The folly of a selective process

November 14, 1997

As every English studies undergraduate should know, part of the folly exposed by Marlowe's Dr Faustus is that of intellectual self-deception.

He constructs a conclusion which attracts him and selects his material to justify his choice. He allows his academic standards to slip with tragic consequences. It appears an appropriate story since we have been preoccupied with the question of standards, whether in education or in journalism.

The conduct of the press has come under scrutiny. Is it good enough to use the freedom of images, speech, report and comment to hound an individual? Is it permissible to print dramatic but fallacious stories on a Tuesday with an obscure apology tucked away in the same paper on a Wednesday? In relation to education, some correspondents have engaged themselves this year, as last, in articles on alleged inequality of standards found in UK universities. Some commentators and think tank advisers declare that output results must be lower at one university than another because the former accepts lower entry standards and recruits from the lower socio-economic classes. This might be an attractive conclusion for defenders of an elite system of higher education, but there does appear to be something disturbing about the research. If an argument is fostered by using a selective process to prove the conclusion, then scholastic alarm bells should rightly sound. If elitism is held up as something to be admired, then we must wonder whether commentators are constructing controversy; whether, that is, they are relaxing their own standards to question the standards of another profession.

Ironically, Dr Faustus may not be so far away.

The government wishes to create an egalitarian education system. Students should be assured that whatever university they attend their qualifications will be gained through attaining a nationally agreed threshold of standards. The external examiner system ensured that this was so, although there has been a social and cultural distinction ever present between Oxbridge and the rest.

How can a provincial 1992 university compete with the resources available to Oxbridge? It cannot. It should rather strive for its own sense of mission within its resources. If educational correspondents and advisers quite rightly become involved in the debates, they might constructively be engaged by pressing for a greater proportion of the gross domestic product to be spent on education. They might consider how new funding models might reduce the financial inequalities found across the system. The challenge is to produce methodologies which will promote further efficiency without an attendant loss of quality.

Yet just as the argument is valid that, without public demand, the press could have no reason to become intrusive on the privacy of individuals, so commentators would not be encouraged to make their sometimes scathing attacks if they were not fed by attitudes inherent within the universities.

Accusations started, not with the press but with the institutions.
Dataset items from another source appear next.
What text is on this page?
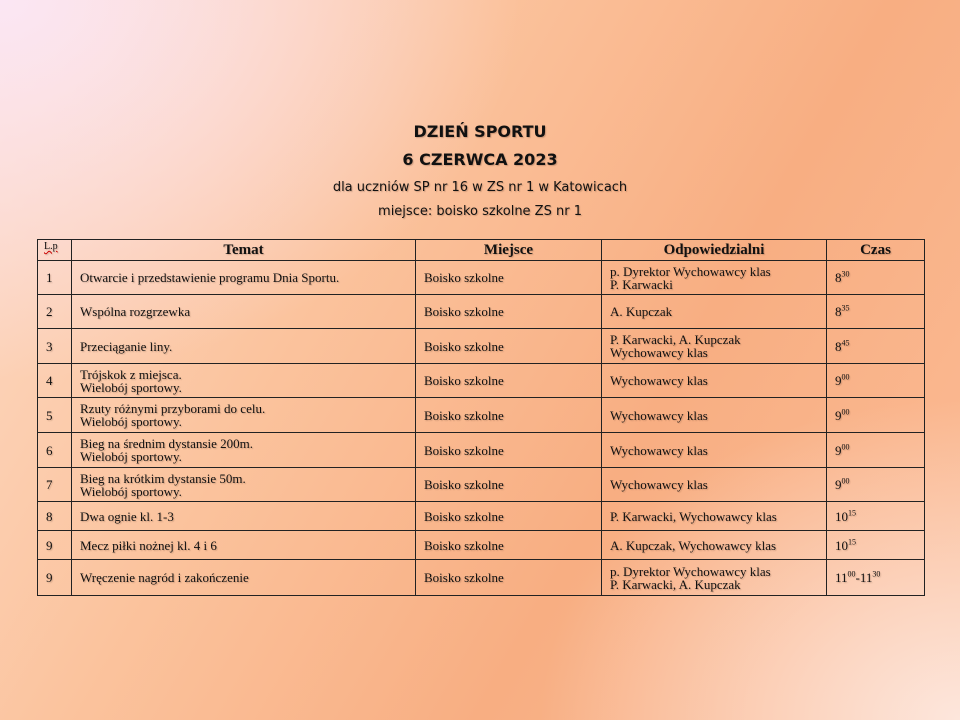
DZIEŃ SPORTU
6 CZERWCA 2023
dla uczniów SP nr 16 w ZS nr 1 w Katowicach
miejsce: boisko szkolne ZS nr 1
L.p	Temat	Miejsce	Odpowiedzialni	Czas
1	Otwarcie i przedstawienie programu Dnia Sportu.	Boisko szkolne	p. Dyrektor Wychowawcy klas
P. Karwacki	$8^{30}$
2	Wspólna rozgrzewka	Boisko szkolne	A. Kupczak	$8^{35}$
3	Przeciąganie liny.	Boisko szkolne	P. Karwacki, A. Kupczak
Wychowawcy klas	$8^{45}$
4	Trójskok z miejsca.
Wielobój sportowy.	Boisko szkolne	Wychowawcy klas	$9^{00}$
5	Rzuty różnymi przyborami do celu.
Wielobój sportowy.	Boisko szkolne	Wychowawcy klas	$9^{00}$
6	Bieg na średnim dystansie 200m.
Wielobój sportowy.	Boisko szkolne	Wychowawcy klas	$9^{00}$
7	Bieg na krótkim dystansie 50m.
Wielobój sportowy.	Boisko szkolne	Wychowawcy klas	$9^{00}$
8	Dwa ognie kl. 1-3	Boisko szkolne	P. Karwacki, Wychowawcy klas	$10^{15}$
9	Mecz piłki nożnej kl. 4 i 6	Boisko szkolne	A. Kupczak, Wychowawcy klas	$10^{15}$
9	Wręczenie nagród i zakończenie	Boisko szkolne	p. Dyrektor Wychowawcy klas
P. Karwacki, A. Kupczak	$11^{00}-11^{30}$
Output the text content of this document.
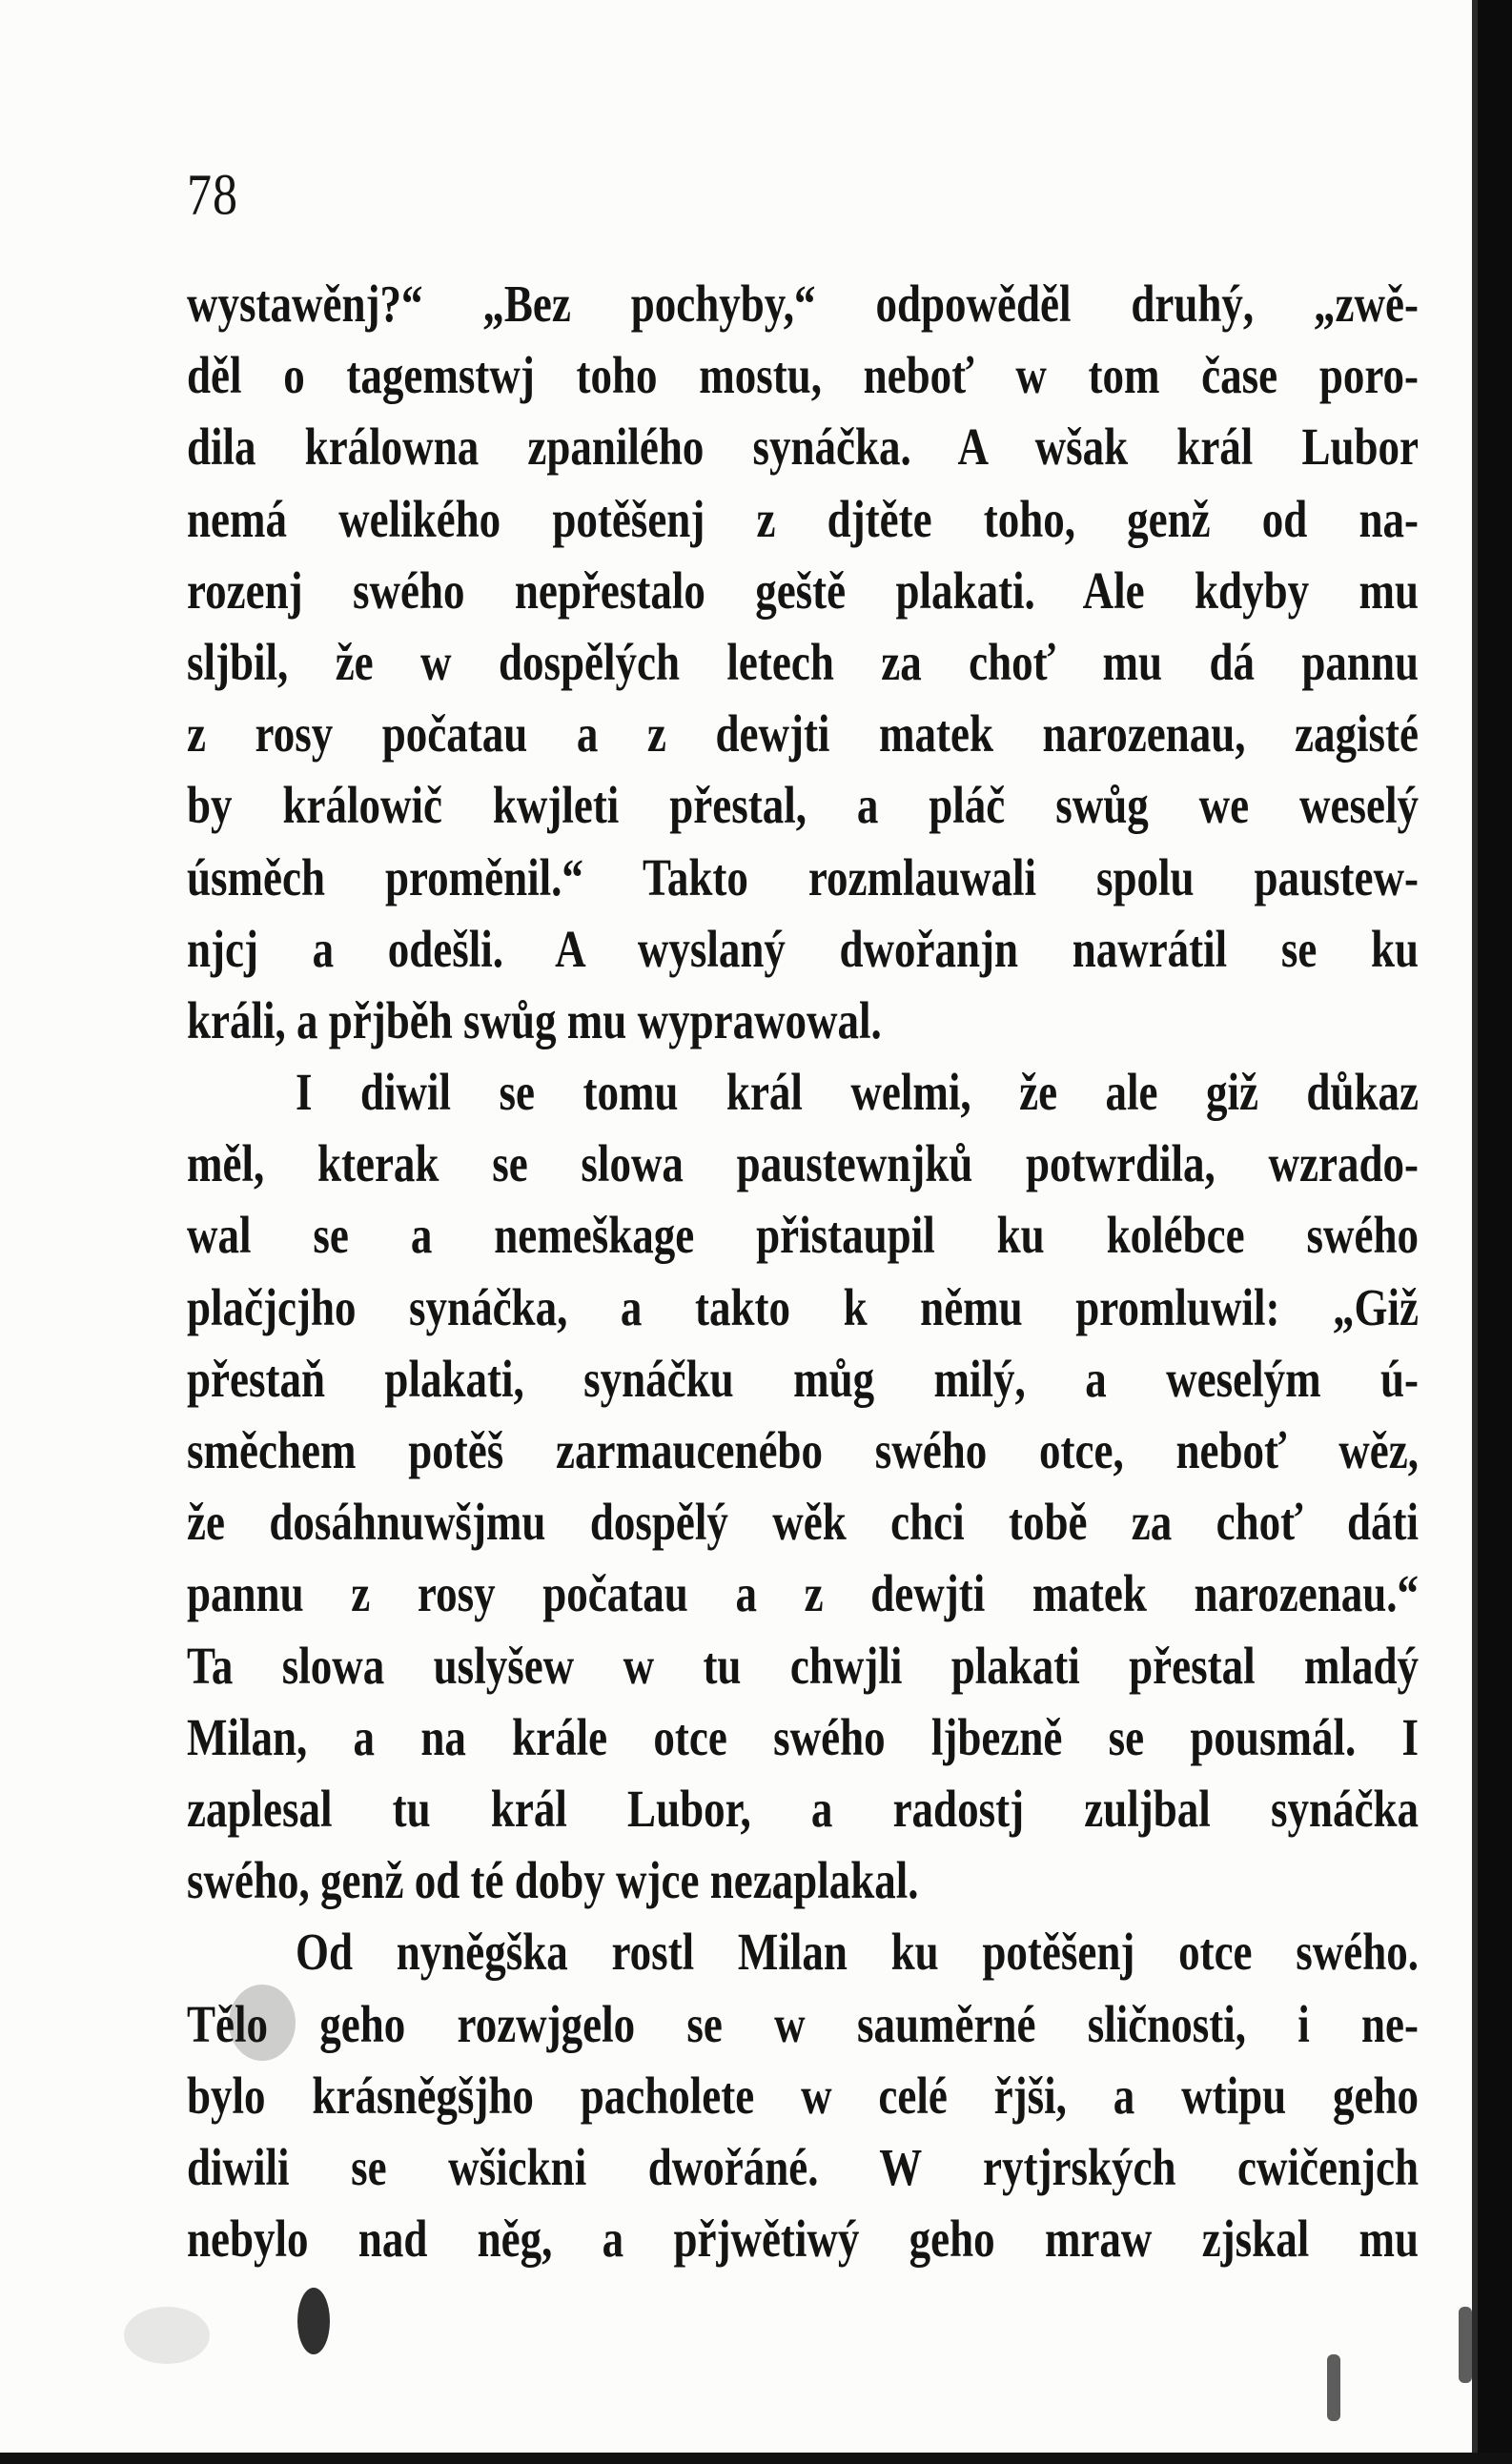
78
wystawěnj?“ „Bez pochyby,“ odpowěděl druhý, „zwě-
děl o tagemstwj toho mostu, neboť w tom čase poro-
dila králowna zpanilého synáčka. A wšak král Lubor
nemá welikého potěšenj z djtěte toho, genž od na-
rozenj swého nepřestalo geště plakati. Ale kdyby mu
sljbil, že w dospělých letech za choť mu dá pannu
z rosy počatau a z dewjti matek narozenau, zagisté
by králowič kwjleti přestal, a pláč swůg we weselý
úsměch proměnil.“ Takto rozmlauwali spolu paustew-
njcj a odešli. A wyslaný dwořanjn nawrátil se ku
králi, a přjběh swůg mu wyprawowal.
I diwil se tomu král welmi, že ale giž důkaz
měl, kterak se slowa paustewnjků potwrdila, wzrado-
wal se a nemeškage přistaupil ku kolébce swého
plačjcjho synáčka, a takto k němu promluwil: „Giž
přestaň plakati, synáčku můg milý, a weselým ú-
směchem potěš zarmaucenébo swého otce, neboť wěz,
že dosáhnuwšjmu dospělý wěk chci tobě za choť dáti
pannu z rosy počatau a z dewjti matek narozenau.“
Ta slowa uslyšew w tu chwjli plakati přestal mladý
Milan, a na krále otce swého ljbezně se pousmál. I
zaplesal tu král Lubor, a radostj zuljbal synáčka
swého, genž od té doby wjce nezaplakal.
Od nyněgška rostl Milan ku potěšenj otce swého.
Tělo geho rozwjgelo se w sauměrné sličnosti, i ne-
bylo krásněgšjho pacholete w celé řjši, a wtipu geho
diwili se wšickni dwořáné. W rytjrských cwičenjch
nebylo nad něg, a přjwětiwý geho mraw zjskal mu
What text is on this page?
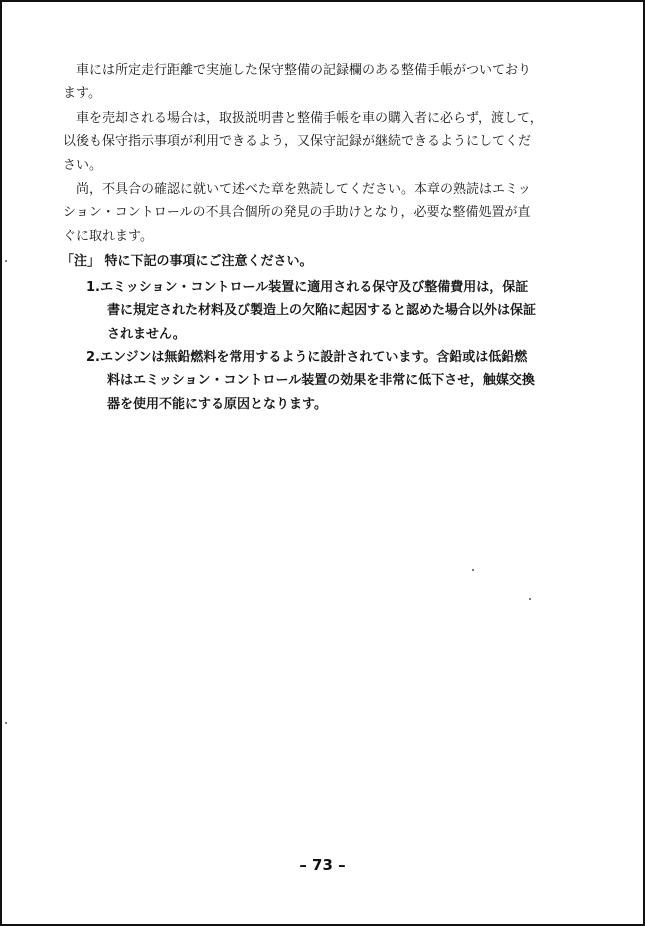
　車には所定走行距離で実施した保守整備の記録欄のある整備手帳がついており
ます。
　車を売却される場合は，取扱説明書と整備手帳を車の購入者に必らず，渡して，
以後も保守指示事項が利用できるよう，又保守記録が継続できるようにしてくだ
さい。
　尚，不具合の確認に就いて述べた章を熟読してください。本章の熟読はエミッ
ション・コントロールの不具合個所の発見の手助けとなり，必要な整備処置が直
ぐに取れます。
「注」 特に下記の事項にご注意ください。
1.エミッション・コントロール装置に適用される保守及び整備費用は，保証
書に規定された材料及び製造上の欠陥に起因すると認めた場合以外は保証
されません。
2.エンジンは無鉛燃料を常用するように設計されています。含鉛或は低鉛燃
料はエミッション・コントロール装置の効果を非常に低下させ，触媒交換
器を使用不能にする原因となります。
– 73 –
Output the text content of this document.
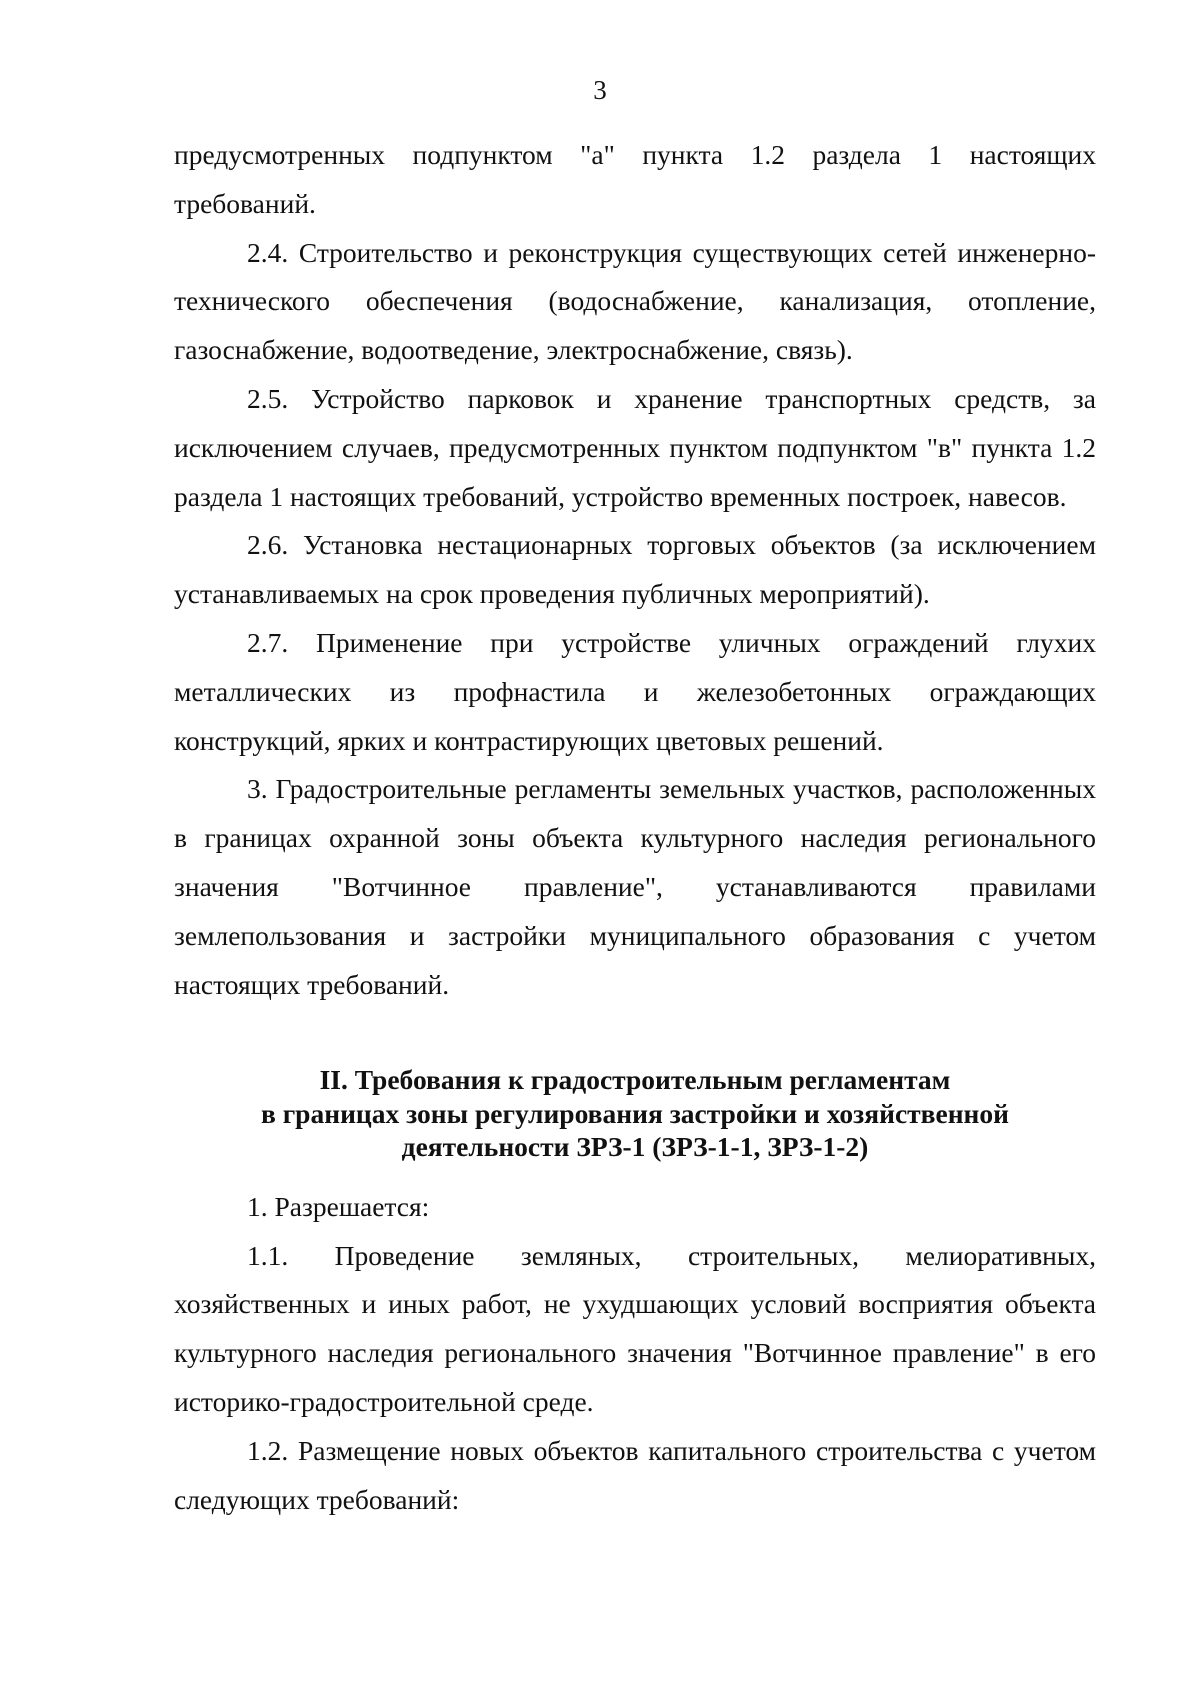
3

предусмотренных подпунктом "а" пункта 1.2 раздела 1 настоящих требований.

2.4. Строительство и реконструкция существующих сетей инженерно-технического обеспечения (водоснабжение, канализация, отопление, газоснабжение, водоотведение, электроснабжение, связь).

2.5. Устройство парковок и хранение транспортных средств, за исключением случаев, предусмотренных пунктом подпунктом "в" пункта 1.2 раздела 1 настоящих требований, устройство временных построек, навесов.

2.6. Установка нестационарных торговых объектов (за исключением устанавливаемых на срок проведения публичных мероприятий).

2.7. Применение при устройстве уличных ограждений глухих металлических из профнастила и железобетонных ограждающих конструкций, ярких и контрастирующих цветовых решений.

3. Градостроительные регламенты земельных участков, расположенных в границах охранной зоны объекта культурного наследия регионального значения "Вотчинное правление", устанавливаются правилами землепользования и застройки муниципального образования с учетом настоящих требований.

II. Требования к градостроительным регламентам
в границах зоны регулирования застройки и хозяйственной
деятельности ЗРЗ-1 (ЗРЗ-1-1, ЗРЗ-1-2)

1. Разрешается:

1.1. Проведение земляных, строительных, мелиоративных, хозяйственных и иных работ, не ухудшающих условий восприятия объекта культурного наследия регионального значения "Вотчинное правление" в его историко-градостроительной среде.

1.2. Размещение новых объектов капитального строительства с учетом следующих требований:
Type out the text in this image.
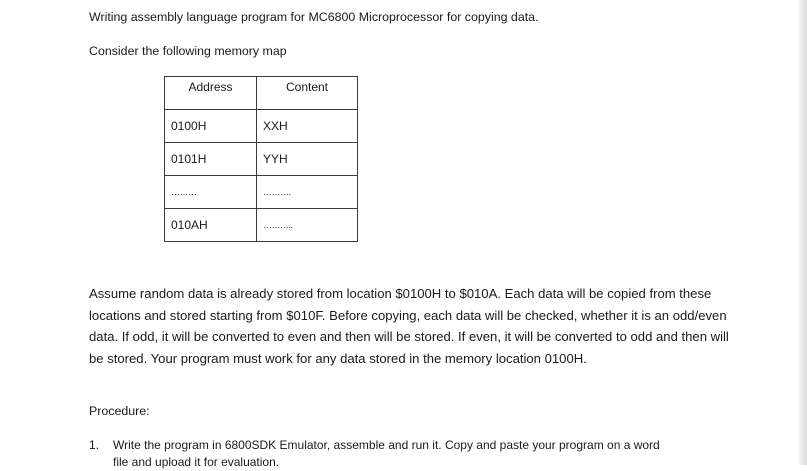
Writing assembly language program for MC6800 Microprocessor for copying data.
Consider the following memory map
Address	Content
0100H	XXH
0101H	YYH
………	……….
010AH	………..
Assume random data is already stored from location $0100H to $010A. Each data will be copied from these locations and stored starting from $010F. Before copying, each data will be checked, whether it is an odd/even data. If odd, it will be converted to even and then will be stored. If even, it will be converted to odd and then will be stored. Your program must work for any data stored in the memory location 0100H.
Procedure:
1. Write the program in 6800SDK Emulator, assemble and run it. Copy and paste your program on a word
file and upload it for evaluation.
There is the possibility, too, of the Committee of vice chancellors and principals declining into a series of self-interested pressure groups. The threat to nationally agreed standards would then be self-fulfilling.

The graduate standards programme has pointed the way to agreement on thresholds. The Dearing committee's recommendations for subject panels and a new external examiners system will provide, through the Quality Assurance Agency, guarantees for the public. Student choice will suit temperament and pocket, but the university standard at each level of qualification offered will be constant, consistent and evident. There will be little temptation for the construction and justification of Faustian conclusions.

Michael Scott is a pro vice chancellor of De Montfort University but writes in a personal capacity.